あの人柄は暗躍できそうにないし、もし側近が悪事に手を染めていたなら、速攻で締め上げそうだしね。
「精霊を隷属させるには、奴隷術が必要になる。闇の魔術師で呪魔法が使用できる者となると、おそらく『ザムカイト』の者が関与している」
「それはなぜですか」
「闇の魔道具が、裏で頻繁に出回っていたんだ。その出所は、ほぼ帝国を経由していた。帝国の魔術師で、闇魔法を得意としている者は少ない。その中で、呪魔法を習得できる者がいるとは考えづらい。闇魔法を得意とするザムカイトが、関与していたと考えていいだろう」
「なるほど」
叔父の説明に俺は納得する。
魔道具の供給がザムカイトを介していたのならば、精霊を隷属する闇の魔道具を手に入れることも容易い。
「しかし彼らは、帝国から姿を消した。その後に、アルが襲われているんだよね」
叔父は深刻な表情で、言葉を切り出した。
その表情から、何か重要なことがあるのだと感じ取った俺は、叔父に説明を促すように見つめ、口を開く。

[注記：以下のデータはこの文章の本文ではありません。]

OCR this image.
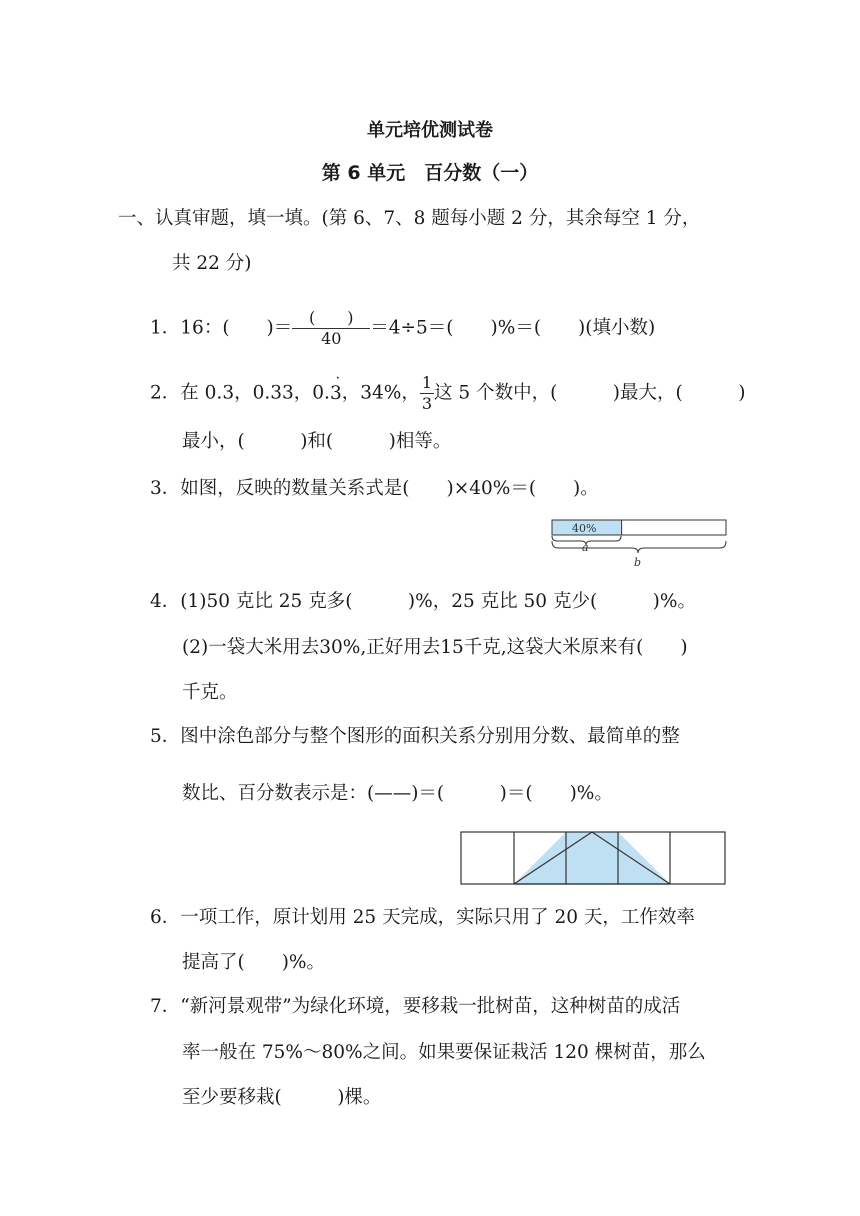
单元培优测试卷
第 6 单元　百分数（一）
一、认真审题，填一填。(第 6、7、8 题每小题 2 分，其余每空 1 分，
共 22 分)
1．16：(　　)＝ $\frac{( )}{40} =4\div 5=$(　　)%＝(　　)(填小数)
2．在 0.3，0.33，0.3 ̇，34%， $\frac{1}{3}$ 这 5 个数中，(　　　)最大，(　　　)
最小，(　　　)和(　　　)相等。
3．如图，反映的数量关系式是(　　)×40%＝(　　)。
40%
a
b
4．(1)50 克比 25 克多(　　　)%，25 克比 50 克少(　　　)%。
(2)一袋大米用去30%,正好用去15千克,这袋大米原来有(　　)
千克。
5．图中涂色部分与整个图形的面积关系分别用分数、最简单的整
数比、百分数表示是：(——)＝(　　　)＝(　　)%。
6．一项工作，原计划用 25 天完成，实际只用了 20 天，工作效率
提高了(　　)%。
7．“新河景观带”为绿化环境，要移栽一批树苗，这种树苗的成活
率一般在 75%～80%之间。如果要保证栽活 120 棵树苗，那么
至少要移栽(　　　)棵。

「術者がいなくても、魔道具が壊れなければ、精霊を隷属できるのでは」
「そこはね。アルの襲撃で使用された魔法が、精霊魔法と闇魔法なんだよ」
「闇魔法ですか」
「そうなんだよ。私の把握では、武道大会の関係者で、高度な闇魔法を使えるのは、ジークとザムカイトの者だけだ」
「それは……」
叔父の断言に、俺は言葉が詰まる。
要するに、叔父の把握していない第三の人物がいるということだ。
「いまのところ、実質的な被害はアルだけだから、術者を特定するのが難しい」
「実質的な被害って、どういうことですか」
俺の問いかけに、叔父が軽く言った。
「あぁ、アルの自業自得とはいえ、火魔法と炎魔法を一時的に使用できなくなっちゃったんだよ」
「えっ!? それ大問題じゃないですか!」
「まぁ、アルだし、大丈夫だよ」
俺がひとりで混乱している中、叔父の視線の先には、試合会場に足を踏み入れたアル兄さんの姿があった。
準決勝が、始まろうとしていた。